Ein Matrosenanzug, ständig eine Pfeife im
verkniffenen Mund, Seemannstätowierungen sowie ständige Prügeleien: Popeye
ist ein echter Kerl, der nur bei seiner angebeteten Olivia Gefühle zeigt.
Doch meistens ist er mit seinem Konkurrenten, dem brutalen Bonzo
beschäftigt. Der bärtige Riese legt es nämlich ganz darauf an, dem armen
Popeye das Leben schwer zu machen. Wenn die beiden alten Haudegen
miteinander sprechen, dann nur mit den Fäusten.

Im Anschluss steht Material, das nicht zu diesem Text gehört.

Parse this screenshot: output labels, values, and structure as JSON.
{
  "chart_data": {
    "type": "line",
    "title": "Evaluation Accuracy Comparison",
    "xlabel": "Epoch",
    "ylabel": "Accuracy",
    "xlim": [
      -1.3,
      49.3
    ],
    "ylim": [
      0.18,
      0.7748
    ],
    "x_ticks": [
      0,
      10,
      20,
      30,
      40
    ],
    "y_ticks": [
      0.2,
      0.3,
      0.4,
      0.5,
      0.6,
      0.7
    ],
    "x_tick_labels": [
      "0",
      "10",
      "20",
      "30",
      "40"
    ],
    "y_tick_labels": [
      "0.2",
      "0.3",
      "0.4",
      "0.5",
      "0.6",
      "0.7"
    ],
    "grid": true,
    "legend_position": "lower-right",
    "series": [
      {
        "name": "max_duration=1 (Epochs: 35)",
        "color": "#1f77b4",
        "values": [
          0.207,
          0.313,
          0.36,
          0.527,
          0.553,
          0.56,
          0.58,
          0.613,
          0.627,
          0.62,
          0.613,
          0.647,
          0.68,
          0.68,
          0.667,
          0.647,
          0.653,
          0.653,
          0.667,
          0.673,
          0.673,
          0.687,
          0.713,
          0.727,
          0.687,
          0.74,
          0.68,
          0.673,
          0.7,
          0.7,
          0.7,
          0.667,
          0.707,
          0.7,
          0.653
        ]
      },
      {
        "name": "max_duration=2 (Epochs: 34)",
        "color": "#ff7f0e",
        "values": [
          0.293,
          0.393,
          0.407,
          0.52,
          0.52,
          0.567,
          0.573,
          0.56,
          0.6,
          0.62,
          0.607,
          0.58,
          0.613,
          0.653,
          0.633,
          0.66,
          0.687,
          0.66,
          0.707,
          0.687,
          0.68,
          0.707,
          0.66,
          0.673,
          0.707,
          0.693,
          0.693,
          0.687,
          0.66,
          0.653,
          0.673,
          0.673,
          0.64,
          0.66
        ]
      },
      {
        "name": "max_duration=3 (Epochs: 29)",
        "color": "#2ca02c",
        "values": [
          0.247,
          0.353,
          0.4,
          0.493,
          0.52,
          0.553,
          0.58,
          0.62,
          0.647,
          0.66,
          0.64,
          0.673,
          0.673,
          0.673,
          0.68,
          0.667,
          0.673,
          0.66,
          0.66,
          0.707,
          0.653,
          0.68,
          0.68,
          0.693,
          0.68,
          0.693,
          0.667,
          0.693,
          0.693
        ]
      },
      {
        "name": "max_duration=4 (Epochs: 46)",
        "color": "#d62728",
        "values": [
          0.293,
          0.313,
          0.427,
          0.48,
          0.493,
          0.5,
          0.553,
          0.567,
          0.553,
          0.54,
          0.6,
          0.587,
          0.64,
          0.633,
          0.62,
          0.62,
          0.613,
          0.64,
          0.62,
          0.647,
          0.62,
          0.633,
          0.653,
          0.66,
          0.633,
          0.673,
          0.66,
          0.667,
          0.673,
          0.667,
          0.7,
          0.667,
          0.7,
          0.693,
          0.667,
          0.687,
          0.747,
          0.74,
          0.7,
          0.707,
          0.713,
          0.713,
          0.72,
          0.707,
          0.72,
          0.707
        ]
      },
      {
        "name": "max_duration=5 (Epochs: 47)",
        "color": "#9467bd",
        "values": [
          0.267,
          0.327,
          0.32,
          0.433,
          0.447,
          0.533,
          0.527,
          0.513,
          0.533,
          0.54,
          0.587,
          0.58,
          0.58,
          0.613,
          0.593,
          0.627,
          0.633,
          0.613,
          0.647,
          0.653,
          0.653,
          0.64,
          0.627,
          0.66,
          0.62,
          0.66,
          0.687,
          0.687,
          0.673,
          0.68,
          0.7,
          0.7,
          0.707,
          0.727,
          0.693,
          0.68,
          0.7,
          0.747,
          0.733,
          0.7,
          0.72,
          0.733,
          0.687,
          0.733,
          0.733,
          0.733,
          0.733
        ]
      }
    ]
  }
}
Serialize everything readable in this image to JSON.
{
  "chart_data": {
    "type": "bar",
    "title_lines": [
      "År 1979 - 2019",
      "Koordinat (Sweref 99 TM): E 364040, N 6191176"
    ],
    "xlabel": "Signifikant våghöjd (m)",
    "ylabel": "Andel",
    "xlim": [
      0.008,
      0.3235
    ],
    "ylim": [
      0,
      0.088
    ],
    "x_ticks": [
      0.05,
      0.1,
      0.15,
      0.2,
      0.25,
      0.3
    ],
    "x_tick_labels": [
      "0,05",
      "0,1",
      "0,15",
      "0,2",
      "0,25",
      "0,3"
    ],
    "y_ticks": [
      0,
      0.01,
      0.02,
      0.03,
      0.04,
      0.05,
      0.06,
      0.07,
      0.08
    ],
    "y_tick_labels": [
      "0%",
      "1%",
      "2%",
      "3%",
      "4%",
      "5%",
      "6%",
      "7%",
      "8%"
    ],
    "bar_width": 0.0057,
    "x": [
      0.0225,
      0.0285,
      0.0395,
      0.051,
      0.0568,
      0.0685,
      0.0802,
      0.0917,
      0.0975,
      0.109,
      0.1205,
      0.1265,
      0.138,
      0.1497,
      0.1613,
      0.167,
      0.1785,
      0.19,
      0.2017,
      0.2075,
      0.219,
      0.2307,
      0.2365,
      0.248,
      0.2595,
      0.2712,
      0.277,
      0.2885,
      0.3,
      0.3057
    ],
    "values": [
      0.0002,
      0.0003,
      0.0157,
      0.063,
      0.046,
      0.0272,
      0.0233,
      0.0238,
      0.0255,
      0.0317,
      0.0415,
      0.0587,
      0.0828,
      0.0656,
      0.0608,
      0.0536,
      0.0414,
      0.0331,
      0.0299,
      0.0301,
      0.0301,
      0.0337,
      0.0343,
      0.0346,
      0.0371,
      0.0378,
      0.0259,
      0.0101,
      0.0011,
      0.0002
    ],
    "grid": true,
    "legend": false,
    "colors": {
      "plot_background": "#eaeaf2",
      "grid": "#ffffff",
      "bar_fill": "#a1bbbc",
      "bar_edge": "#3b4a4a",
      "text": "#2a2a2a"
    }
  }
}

Gewinner der Diskussion
ist dann meist der Matrose, der dank seiner Leibspeise und Geheimwaffe
Spinat (aus der stets mitgeführten Konservendose) ungeahnte Kräfte
entwickelt. Das Gemüse muss er, wenn er wieder mal gefesselt in einer von
Bonzos hinterlistigen Fallen fest sitzt, auch schon mal durch die Pfeife
saugen. Doch ein echter Held, und das ist er nicht nur für seinen
Adoptivsohn Popi, wird schließlich mit allem fertig. Abgesehen von den
Launen seiner Olivia natürlich.
Schon 1933 entstanden die ersten Popeye-Zeichentrickfilme, damals noch in
schwarz-weiß und als Vorfilm fürs Kino. Aus mehreren dieser nur gut sieben
Minuten kurzen Sequenzen setzte sich jeweils eine Sendung zusammen, bis
schließlich in den 60er Jahren erstmals nur noch fürs Fernsehen produziert
wurde. Ab 1943 liefen die Abenteuer des Gemüsefans, der wohl mehr Kinder
zum Spinatessen gebracht hat als jeder andere, dann auch in Farbe. Pop
Eyes Erfolg ist so groß, dass es in Zwischenzeit bereits zwei Ableger der
Geschichte gibt, mehrere Einzelproduktionen und sogar ein Musical, in dem
Hollywoodstar Robin Williams damals seine erste Hauptrolle spielte.